Touching base with tradition doon the watter

WHILE on holiday in Connemara last autumn I was astonished to discover, tied up at a pier near Letterfrack, the sadly rusting hulk of the Pibroch, a Clyde puffer, one of those feisty little steamboats - immortalised in Neil Munro's Para Handy tales - which maintained a vital cargo link round Scotland's west coast.

I've no idea how the Pibroch, built in 1957 for Scottish Malt Distillers, ended up mouldering away in the west of Ireland, but I was put in mind of her by Geordie McIntyre's affectionate rendition of The Shoreheid Boat on the album which he and his wife Alison McMorland have just brought out on Greentrax, White Wings.

It's nice sometimes to slip away from the high-powered, eclectic nature of much contemporary folk and touch base with tradition, as delivered here. There's more than a whiff of salt tang about White Wings, with its songs of voyaging, exile and return, not to mention the exploits of errant puffer crews. McMorland and McIntyre, both accomplished solo performers, have just returned from performing in Massachusetts and Connecticut, where, says McIntyre, their traditionally orientated repertoire goes down "wonderfully well". He agrees that the new album is less devoted to the magisterial "muckle sangs" than their last CD, The Ballad Tree, which helped consolidate - if such was required - McMorland's stature as an outstanding interpreter of Scots balladry. It does, however, reflect the pair's individual contributions to the Scottish folk revival over the past few decades - Geordie's The Shira Dam, for instance, a song of the "hydro boys". His songs travel, too: his anthem of an Orcadian's return which gives the album its title has been covered by the New York a cappella group, the Johnson Girls.

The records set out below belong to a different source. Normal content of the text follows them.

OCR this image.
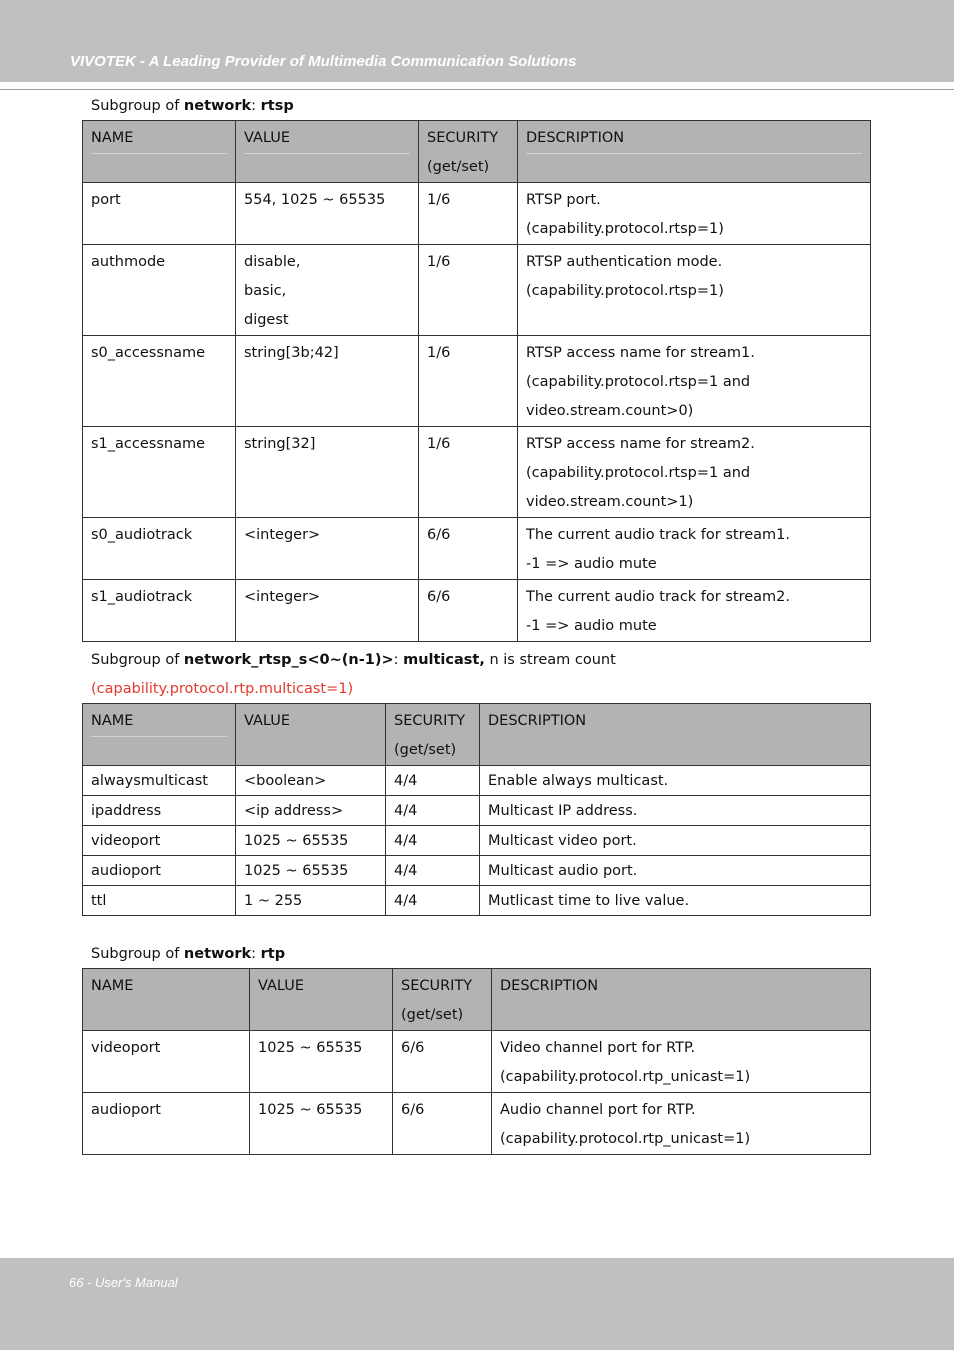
VIVOTEK - A Leading Provider of Multimedia Communication Solutions
Subgroup of network: rtsp
NAME	VALUE	SECURITY
(get/set)	DESCRIPTION

port	554, 1025 ~ 65535	1/6	RTSP port.
(capability.protocol.rtsp=1)

authmode	disable,
basic,
digest	1/6	RTSP authentication mode.
(capability.protocol.rtsp=1)

s0_accessname	string[3b;42]	1/6	RTSP access name for stream1.
(capability.protocol.rtsp=1 and
video.stream.count>0)

s1_accessname	string[32]	1/6	RTSP access name for stream2.
(capability.protocol.rtsp=1 and
video.stream.count>1)

s0_audiotrack	<integer>	6/6	The current audio track for stream1.
-1 => audio mute

s1_audiotrack	<integer>	6/6	The current audio track for stream2.
-1 => audio mute
Subgroup of network_rtsp_s<0~(n-1)>: multicast, n is stream count
(capability.protocol.rtp.multicast=1)
NAME	VALUE	SECURITY
(get/set)	DESCRIPTION

alwaysmulticast	<boolean>	4/4	Enable always multicast.

ipaddress	<ip address>	4/4	Multicast IP address.

videoport	1025 ~ 65535	4/4	Multicast video port.

audioport	1025 ~ 65535	4/4	Multicast audio port.

ttl	1 ~ 255	4/4	Mutlicast time to live value.
Subgroup of network: rtp
NAME	VALUE	SECURITY
(get/set)	DESCRIPTION

videoport	1025 ~ 65535	6/6	Video channel port for RTP.
(capability.protocol.rtp_unicast=1)

audioport	1025 ~ 65535	6/6	Audio channel port for RTP.
(capability.protocol.rtp_unicast=1)
66 - User's Manual
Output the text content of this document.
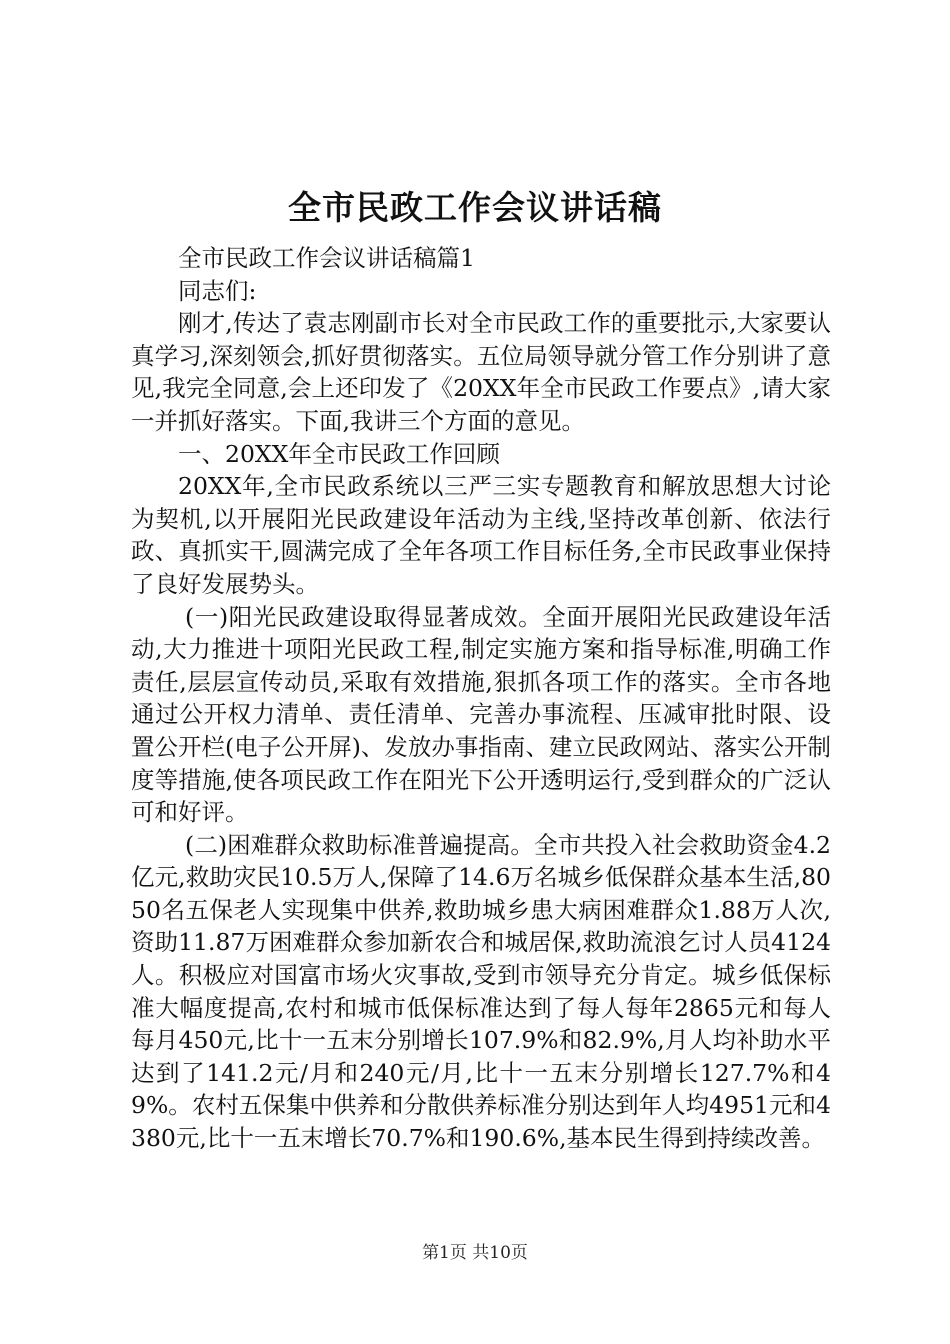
全市民政工作会议讲话稿

全市民政工作会议讲话稿篇1

同志们:

刚才,传达了袁志刚副市长对全市民政工作的重要批示,大家要认真学习,深刻领会,抓好贯彻落实。五位局领导就分管工作分别讲了意见,我完全同意,会上还印发了《20XX年全市民政工作要点》,请大家一并抓好落实。下面,我讲三个方面的意见。

一、20XX年全市民政工作回顾

20XX年,全市民政系统以三严三实专题教育和解放思想大讨论为契机,以开展阳光民政建设年活动为主线,坚持改革创新、依法行政、真抓实干,圆满完成了全年各项工作目标任务,全市民政事业保持了良好发展势头。

(一)阳光民政建设取得显著成效。全面开展阳光民政建设年活动,大力推进十项阳光民政工程,制定实施方案和指导标准,明确工作责任,层层宣传动员,采取有效措施,狠抓各项工作的落实。全市各地通过公开权力清单、责任清单、完善办事流程、压减审批时限、设置公开栏(电子公开屏)、发放办事指南、建立民政网站、落实公开制度等措施,使各项民政工作在阳光下公开透明运行,受到群众的广泛认可和好评。

(二)困难群众救助标准普遍提高。全市共投入社会救助资金4.2亿元,救助灾民10.5万人,保障了14.6万名城乡低保群众基本生活,8050名五保老人实现集中供养,救助城乡患大病困难群众1.88万人次,资助11.87万困难群众参加新农合和城居保,救助流浪乞讨人员4124人。积极应对国富市场火灾事故,受到市领导充分肯定。城乡低保标准大幅度提高,农村和城市低保标准达到了每人每年2865元和每人每月450元,比十一五末分别增长107.9%和82.9%,月人均补助水平达到了141.2元/月和240元/月,比十一五末分别增长127.7%和49%。农村五保集中供养和分散供养标准分别达到年人均4951元和4380元,比十一五末增长70.7%和190.6%,基本民生得到持续改善。

第1页 共10页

For my money, however, the album's show-stopper is McMorland's rendition of a song she learned from the late Willie Scott, Time Wears Awa, articulated with lyrical poignancy over the spare murmur of fiddle (Derek Hoy) and concertina (Norman Chalmers). McMorland collected a wealth of songs from the old Border shepherd, and at the beginning of the year republished a welcome expanded reprint of Herd Laddie o the Glen, the book she compiled with him.

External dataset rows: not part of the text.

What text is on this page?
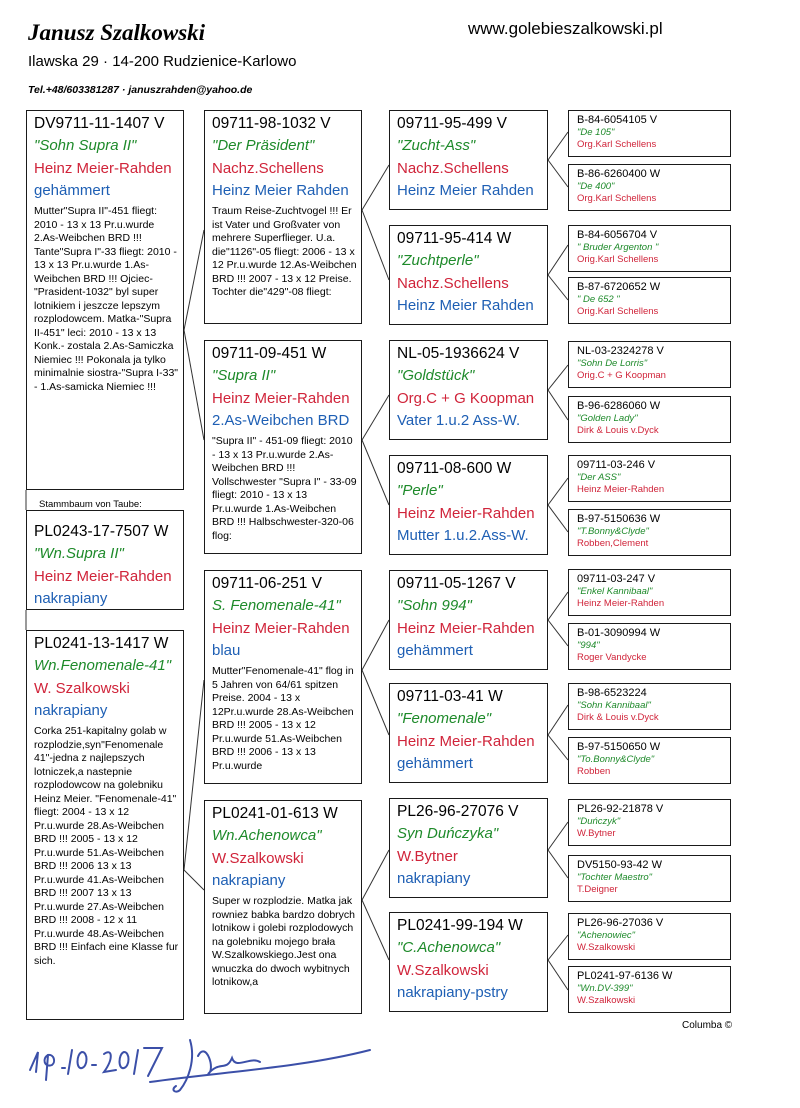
Janusz Szalkowski	www.golebieszalkowski.pl
Ilawska 29 · 14-200 Rudzienice-Karlowo
Tel.+48/603381287 · januszrahden@yahoo.de
DV9711-11-1407 V
"Sohn Supra II"
Heinz Meier-Rahden
gehämmert
Mutter"Supra II"-451 fliegt: 2010 - 13 x 13 Pr.u.wurde 2.As-Weibchen BRD !!! Tante"Supra I"-33 fliegt: 2010 - 13 x 13 Pr.u.wurde 1.As-Weibchen BRD !!! Ojciec-"Prasident-1032" byl super lotnikiem i jeszcze lepszym rozplodowcem. Matka-"Supra II-451" leci: 2010 - 13 x 13 Konk.- zostala 2.As-Samiczka Niemiec !!! Pokonala ja tylko minimalnie siostra-"Supra I-33" - 1.As-samicka Niemiec !!!
Stammbaum von Taube:
PL0243-17-7507 W
"Wn.Supra II"
Heinz Meier-Rahden
nakrapiany
PL0241-13-1417 W
Wn.Fenomenale-41"
W. Szalkowski
nakrapiany
Corka 251-kapitalny golab w rozplodzie,syn"Fenomenale 41"-jedna z najlepszych lotniczek,a nastepnie rozplodowcow na golebniku Heinz Meier. "Fenomenale-41" fliegt: 2004 - 13 x 12 Pr.u.wurde 28.As-Weibchen BRD !!! 2005 - 13 x 12 Pr.u.wurde 51.As-Weibchen BRD !!! 2006 13 x 13 Pr.u.wurde 41.As-Weibchen BRD !!! 2007 13 x 13 Pr.u.wurde 27.As-Weibchen BRD !!! 2008 - 12 x 11 Pr.u.wurde 48.As-Weibchen BRD !!! Einfach eine Klasse fur sich.
09711-98-1032 V
"Der Präsident"
Nachz.Schellens
Heinz Meier Rahden
Traum Reise-Zuchtvogel !!! Er ist Vater und Großvater von mehrere Superflieger. U.a. die"1126"-05 fliegt: 2006 - 13 x 12 Pr.u.wurde 12.As-Weibchen BRD !!! 2007 - 13 x 12 Preise. Tochter die"429"-08 fliegt:
09711-09-451 W
"Supra II"
Heinz Meier-Rahden
2.As-Weibchen BRD
"Supra II" - 451-09 fliegt: 2010 - 13 x 13 Pr.u.wurde 2.As-Weibchen BRD !!! Vollschwester "Supra I" - 33-09 fliegt: 2010 - 13 x 13 Pr.u.wurde 1.As-Weibchen BRD !!! Halbschwester-320-06 flog:
09711-06-251 V
S. Fenomenale-41"
Heinz Meier-Rahden
blau
Mutter"Fenomenale-41" flog in 5 Jahren von 64/61 spitzen Preise. 2004 - 13 x 12Pr.u.wurde 28.As-Weibchen BRD !!! 2005 - 13 x 12 Pr.u.wurde 51.As-Weibchen BRD !!! 2006 - 13 x 13 Pr.u.wurde
PL0241-01-613 W
Wn.Achenowca"
W.Szalkowski
nakrapiany
Super w rozplodzie. Matka jak rowniez babka bardzo dobrych lotnikow i golebi rozplodowych na golebniku mojego brała W.Szalkowskiego.Jest ona wnuczka do dwoch wybitnych lotnikow,a
09711-95-499 V
"Zucht-Ass"
Nachz.Schellens
Heinz Meier Rahden
09711-95-414 W
"Zuchtperle"
Nachz.Schellens
Heinz Meier Rahden
NL-05-1936624 V
"Goldstück"
Org.C + G Koopman
Vater 1.u.2 Ass-W.
09711-08-600 W
"Perle"
Heinz Meier-Rahden
Mutter 1.u.2.Ass-W.
09711-05-1267 V
"Sohn 994"
Heinz Meier-Rahden
gehämmert
09711-03-41 W
"Fenomenale"
Heinz Meier-Rahden
gehämmert
PL26-96-27076 V
Syn Duńczyka"
W.Bytner
nakrapiany
PL0241-99-194 W
"C.Achenowca"
W.Szalkowski
nakrapiany-pstry
B-84-6054105 V
"De 105"
Org.Karl Schellens
B-86-6260400 W
"De 400"
Org.Karl Schellens
B-84-6056704 V
" Bruder Argenton "
Orig.Karl Schellens
B-87-6720652 W
" De 652 "
Orig.Karl Schellens
NL-03-2324278 V
"Sohn De Lorris"
Orig.C + G Koopman
B-96-6286060 W
"Golden Lady"
Dirk & Louis v.Dyck
09711-03-246 V
"Der ASS"
Heinz Meier-Rahden
B-97-5150636 W
"T.Bonny&Clyde"
Robben,Clement
09711-03-247 V
"Enkel Kannibaal"
Heinz Meier-Rahden
B-01-3090994 W
"994"
Roger Vandycke
B-98-6523224
"Sohn Kannibaal"
Dirk & Louis v.Dyck
B-97-5150650 W
"To.Bonny&Clyde"
Robben
PL26-92-21878 V
"Duńczyk"
W.Bytner
DV5150-93-42 W
"Tochter Maestro"
T.Deigner
PL26-96-27036 V
"Achenowiec"
W.Szalkowski
PL0241-97-6136 W
"Wn.DV-399"
W.Szalkowski
Columba ©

But, while she was able to glean repertoire first-hand from the likes of Scott and other notable (and also now departed) tradition bearers such as Belle and Lucy Stewart, is she concerned that younger practitioners may not have the same living resources - or, indeed, whether there are sufficient young traditional singers emerging amid the current hotbed of instrumentalists?

"I do feel that my generation are the people that they learn the material from, because Geordie and I are direct links into the older generation of singers," says McMorland, who has taught on the RSAMD Scottish music course for the past ten years.

"The best of the early clubs were the bedrock of the revival, and older singers, such as Jeannie Robertson or Willie Scott, were honoured and indeed revered." However, she points to the vast resource of recordings which today's aspiring singers can draw upon, as well as "revivalist" (a term she dislikes) singers "worthy of emulation and not mimicry". Young performers like Siobhan Miller and Scott Gardner, she says, "already demonstrate interpretative skills of a high order and also a nurtured, family influence."

She's not pessimistic, although she does regret what she sees as the commercial pressure on young singers to use band backing. "Traditional unaccompanied singing as a whole suffers from not being given a public platform - such as Celtic Connections, which doesn't infer tokenism."

So for the moment at least, unlike the sadly rusting spectre of the Pibroch, the songs, old, tried and tested, are still sailing under a good head of steam.